Defeated, I went to her bedroom and sat on the bed. My face felt hot, as though it retained the scald of shame from our interview. I breathed the dried-apple air and dead flowers, shadowed by four walls of pictures in their cracked, flaked-paint frames. None of it ever really happened, I told myself. She’s making it up as she goes along. Certainly Alice would agree with me; I wondered whether I should call to tell her I’d returned. Again I remembered Dolores’s voice, almost taunting: inventing these things to bring you home.
From the window I could see, in a rare stripe of sunlight, her crowded backyard garden. There were so many things she’d taken from ramshackle houses, from roadside sunflower prairies, all the wrought-iron pieces, the chipped crockery and antique flowerpots. She’d dug holes among the dead roots; she’d tried growing zinnias inside a rusted spittoon. A tassel fern clung desperately to its spike, but instead of spearing the seed packet to the wood, she’d speared an old snapshot of John. I moved closer to the window. The picture of John should have been sad, but it was oddly comical. To fight the laugh, I remembered the chance abruptness of his death: the sleepless isolations
of his trucking-company job; his four a.m. stroke on Interstate 70; the way she’d stayed strong at his funeral (But I was supposed to go first, she’d said. Me, not him).
I huddled at the window, the black travel bag only an arm’s length away. I swore I could resist the urge; I could suffer the day without meth. My gaze wandered over the graveled driveway and garage, the broken earth and browning grass, and then, at the small porch that surrounded the back door, I paused.
The porch was littered with random red scraps, perhaps breeze-blown garbage from a neighboring house.
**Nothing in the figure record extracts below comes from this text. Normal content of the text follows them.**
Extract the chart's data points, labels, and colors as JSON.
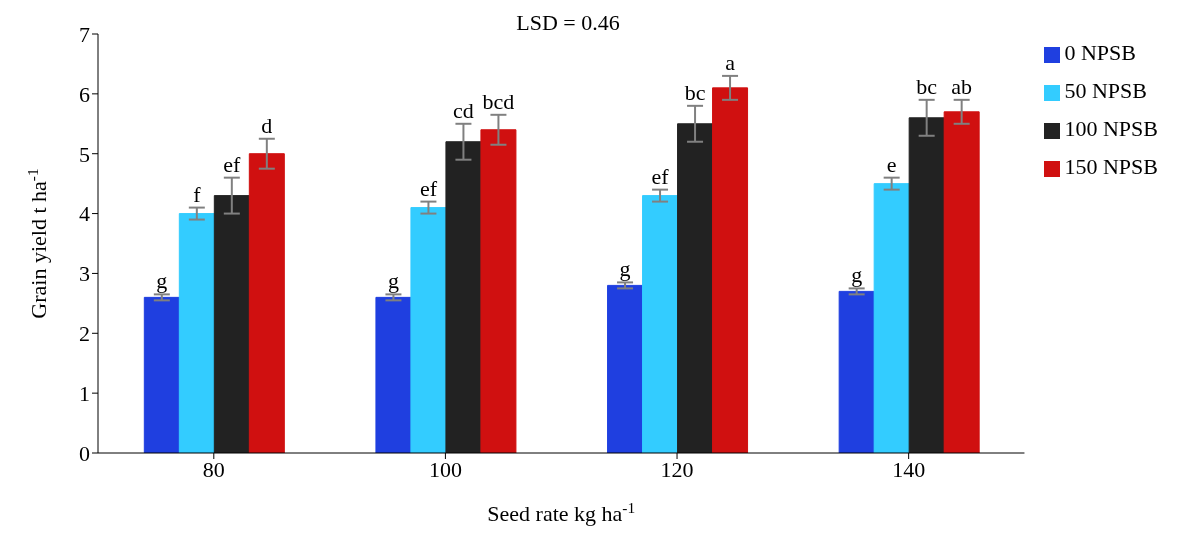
{
  "chart_data": {
    "type": "bar",
    "xlabel": "Seed rate kg ha$^{-1}$",
    "ylabel": "Grain yield t ha$^{-1}$",
    "annotations": [
      "LSD = 0.46"
    ],
    "categories": [
      "80",
      "100",
      "120",
      "140"
    ],
    "series": [
      {
        "name": "0 NPSB",
        "color": "#1f3fe0",
        "values": [
          2.6,
          2.6,
          2.8,
          2.7
        ],
        "errors": [
          0.05,
          0.05,
          0.05,
          0.05
        ],
        "value_labels": [
          "g",
          "g",
          "g",
          "g"
        ]
      },
      {
        "name": "50 NPSB",
        "color": "#33ccff",
        "values": [
          4.0,
          4.1,
          4.3,
          4.5
        ],
        "errors": [
          0.1,
          0.1,
          0.1,
          0.1
        ],
        "value_labels": [
          "f",
          "ef",
          "ef",
          "e"
        ]
      },
      {
        "name": "100 NPSB",
        "color": "#222222",
        "values": [
          4.3,
          5.2,
          5.5,
          5.6
        ],
        "errors": [
          0.3,
          0.3,
          0.3,
          0.3
        ],
        "value_labels": [
          "ef",
          "cd",
          "bc",
          "bc"
        ]
      },
      {
        "name": "150 NPSB",
        "color": "#d01010",
        "values": [
          5.0,
          5.4,
          6.1,
          5.7
        ],
        "errors": [
          0.25,
          0.25,
          0.2,
          0.2
        ],
        "value_labels": [
          "d",
          "bcd",
          "a",
          "ab"
        ]
      }
    ],
    "ylim": [
      0,
      7
    ],
    "yticks": [
      0,
      1,
      2,
      3,
      4,
      5,
      6,
      7
    ],
    "grid": false,
    "legend": "right"
  }
}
I stared but couldn’t figure it out. I left the room, moving quietly past the couch so she wouldn’t wake, and when I opened the back door, I saw it wasn’t trash at all. Lined neatly across the steps, along the floorboards and balusters and weathered handrails, were rows and rows of candy bars. Thirty, maybe forty or more: a hard-to-find brand called Cherry Mash, square-shaped chocolates in bright red-and-white wrappers. Cherry Mash: my mother’s favorite.
Earlier, the porch had been empty; before we’d left that morning, I’d gone to lock the back door (no need for that, my mother had said: nothing bad ever happens here), and I’d seen nothing. Now, as I stepped out, I felt no stranger lurking in the garden; no glimmery eyes spying from across the adjoining fences or yards. I stood surrounded by the candy, my shoulders tense with a faint wave of fear. Above, the elms dropped their leaves; the darkening clouds tumbled dismally along. I bent to gather the chocolate bars, all that could fit in my pockets, in my outstretched shirtfront, and I went back inside.
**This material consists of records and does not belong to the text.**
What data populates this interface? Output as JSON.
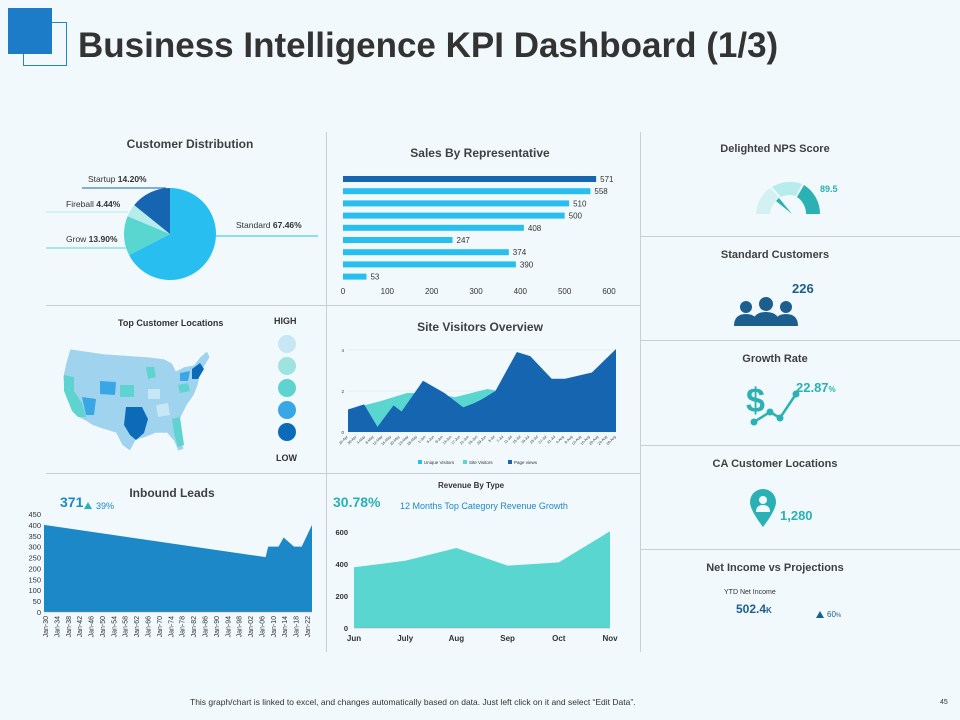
{
  "page": {
    "title": "Business Intelligence KPI Dashboard (1/3)",
    "footer": "This graph/chart is linked to excel, and changes automatically based on data. Just left click on it and select “Edit Data”.",
    "page_number": "45"
  },
  "kpis": {
    "nps": {
      "title": "Delighted NPS Score",
      "value": "89.5",
      "level": 0.895
    },
    "standard_customers": {
      "title": "Standard Customers",
      "value": "226"
    },
    "growth_rate": {
      "title": "Growth Rate",
      "value": "22.87",
      "unit": "%"
    },
    "ca_locations": {
      "title": "CA Customer Locations",
      "value": "1,280"
    },
    "net_income": {
      "title": "Net Income vs Projections",
      "label": "YTD Net Income",
      "value": "502.4",
      "unit": "K",
      "change": "60",
      "change_unit": "%"
    }
  },
  "map": {
    "title": "Top Customer Locations",
    "legend_high": "HIGH",
    "legend_low": "LOW",
    "legend_colors": [
      "#c7e6f6",
      "#9fe3e0",
      "#5fd3cf",
      "#39a6e6",
      "#0b6bb8"
    ]
  },
  "inbound": {
    "value": "371",
    "change": "39%"
  },
  "revenue": {
    "percent": "30.78%",
    "subtitle": "12 Months Top Category Revenue Growth"
  },
  "colors": {
    "dark_blue": "#1565b0",
    "light_blue": "#28bff0",
    "teal": "#5ad6d0",
    "mid_blue": "#1c88c7"
  },
  "chart_data": [
    {
      "type": "pie",
      "title": "Customer Distribution",
      "labels": [
        "Standard",
        "Grow",
        "Fireball",
        "Startup"
      ],
      "values": [
        67.46,
        13.9,
        4.44,
        14.2
      ],
      "value_labels": [
        "67.46%",
        "13.90%",
        "4.44%",
        "14.20%"
      ],
      "colors": [
        "#28bff0",
        "#5ad6d0",
        "#b7ecec",
        "#1565b0"
      ]
    },
    {
      "type": "bar",
      "title": "Sales By Representative",
      "orientation": "horizontal",
      "values": [
        571,
        558,
        510,
        500,
        408,
        247,
        374,
        390,
        53
      ],
      "colors": [
        "#1565b0",
        "#28bff0",
        "#28bff0",
        "#28bff0",
        "#28bff0",
        "#28bff0",
        "#28bff0",
        "#28bff0",
        "#28bff0"
      ],
      "xlim": [
        0,
        600
      ],
      "xticks": [
        0,
        100,
        200,
        300,
        400,
        500,
        600
      ]
    },
    {
      "type": "area",
      "title": "Site Visitors  Overview",
      "ylim": [
        0,
        4
      ],
      "yticks": [
        0,
        2,
        4
      ],
      "x_labels": [
        "26-Apr",
        "30-Apr",
        "4-May",
        "8-May",
        "12-May",
        "16-May",
        "20-May",
        "24-May",
        "28-May",
        "1-Jun",
        "5-Jun",
        "9-Jun",
        "13-Jun",
        "17-Jun",
        "21-Jun",
        "25-Jun",
        "29-Jun",
        "3-Jul",
        "7-Jul",
        "11-Jul",
        "15-Jul",
        "19-Jul",
        "23-Jul",
        "27-Jul",
        "31-Jul",
        "4-Aug",
        "8-Aug",
        "12-Aug",
        "16-Aug",
        "20-Aug",
        "24-Aug",
        "28-Aug"
      ],
      "series": [
        {
          "name": "Unique Visitors",
          "color": "#28bff0",
          "values": [
            [
              0,
              1
            ],
            [
              0.12,
              1.3
            ],
            [
              0.22,
              1.7
            ],
            [
              0.3,
              1.8
            ],
            [
              0.4,
              1.5
            ],
            [
              0.52,
              2
            ],
            [
              0.6,
              1.8
            ],
            [
              0.7,
              1.6
            ],
            [
              0.8,
              1.4
            ],
            [
              0.9,
              1.2
            ],
            [
              1,
              1.1
            ]
          ]
        },
        {
          "name": "Site Visitors",
          "color": "#5ad6d0",
          "values": [
            [
              0,
              1.1
            ],
            [
              0.12,
              1.5
            ],
            [
              0.22,
              1.9
            ],
            [
              0.3,
              1.9
            ],
            [
              0.4,
              1.7
            ],
            [
              0.52,
              2.1
            ],
            [
              0.6,
              1.9
            ],
            [
              0.7,
              1.7
            ],
            [
              0.8,
              1.5
            ],
            [
              0.9,
              1.3
            ],
            [
              1,
              1.2
            ]
          ]
        },
        {
          "name": "Page views",
          "color": "#1565b0",
          "values": [
            [
              0,
              1.1
            ],
            [
              0.06,
              1.35
            ],
            [
              0.11,
              0.25
            ],
            [
              0.17,
              1.3
            ],
            [
              0.2,
              1.0
            ],
            [
              0.28,
              2.5
            ],
            [
              0.36,
              1.9
            ],
            [
              0.43,
              1.2
            ],
            [
              0.47,
              1.4
            ],
            [
              0.5,
              1.6
            ],
            [
              0.55,
              2.0
            ],
            [
              0.63,
              3.9
            ],
            [
              0.68,
              3.7
            ],
            [
              0.76,
              2.6
            ],
            [
              0.81,
              2.6
            ],
            [
              0.91,
              2.9
            ],
            [
              1,
              4.05
            ]
          ]
        }
      ]
    },
    {
      "type": "area",
      "title": "Inbound Leads",
      "ylim": [
        0,
        450
      ],
      "yticks": [
        0,
        50,
        100,
        150,
        200,
        250,
        300,
        350,
        400,
        450
      ],
      "x_labels": [
        "Jan-30",
        "Jan-34",
        "Jan-38",
        "Jan-42",
        "Jan-46",
        "Jan-50",
        "Jan-54",
        "Jan-58",
        "Jan-62",
        "Jan-66",
        "Jan-70",
        "Jan-74",
        "Jan-78",
        "Jan-82",
        "Jan-86",
        "Jan-90",
        "Jan-94",
        "Jan-98",
        "Jan-02",
        "Jan-06",
        "Jan-10",
        "Jan-14",
        "Jan-18",
        "Jan-22"
      ],
      "color": "#1c88c7",
      "points": [
        [
          0,
          400
        ],
        [
          0.86,
          252
        ],
        [
          0.87,
          300
        ],
        [
          0.91,
          300
        ],
        [
          0.93,
          342
        ],
        [
          0.97,
          300
        ],
        [
          1,
          300
        ],
        [
          1.04,
          400
        ]
      ]
    },
    {
      "type": "area",
      "title": "Revenue By Type",
      "categories": [
        "Jun",
        "July",
        "Aug",
        "Sep",
        "Oct",
        "Nov"
      ],
      "values": [
        380,
        420,
        500,
        390,
        410,
        605
      ],
      "ylim": [
        0,
        650
      ],
      "yticks": [
        0,
        200,
        400,
        600
      ],
      "color": "#5ad6d0"
    }
  ]
}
In one of my mother’s favorite stories, told intermittently to Alice and me during our childhood, she and her younger brother, Dan, were notorious adolescent thieves. They loved stealing candy, stalking the town drugstores, candy shops, and, best of all, the sparkling soda-fountain counter at Moynihan’s Department Store. Cinnamon disks and jelly beans were simple; what they really wanted, the true treasure, was the chocolate bar called Cherry Mash.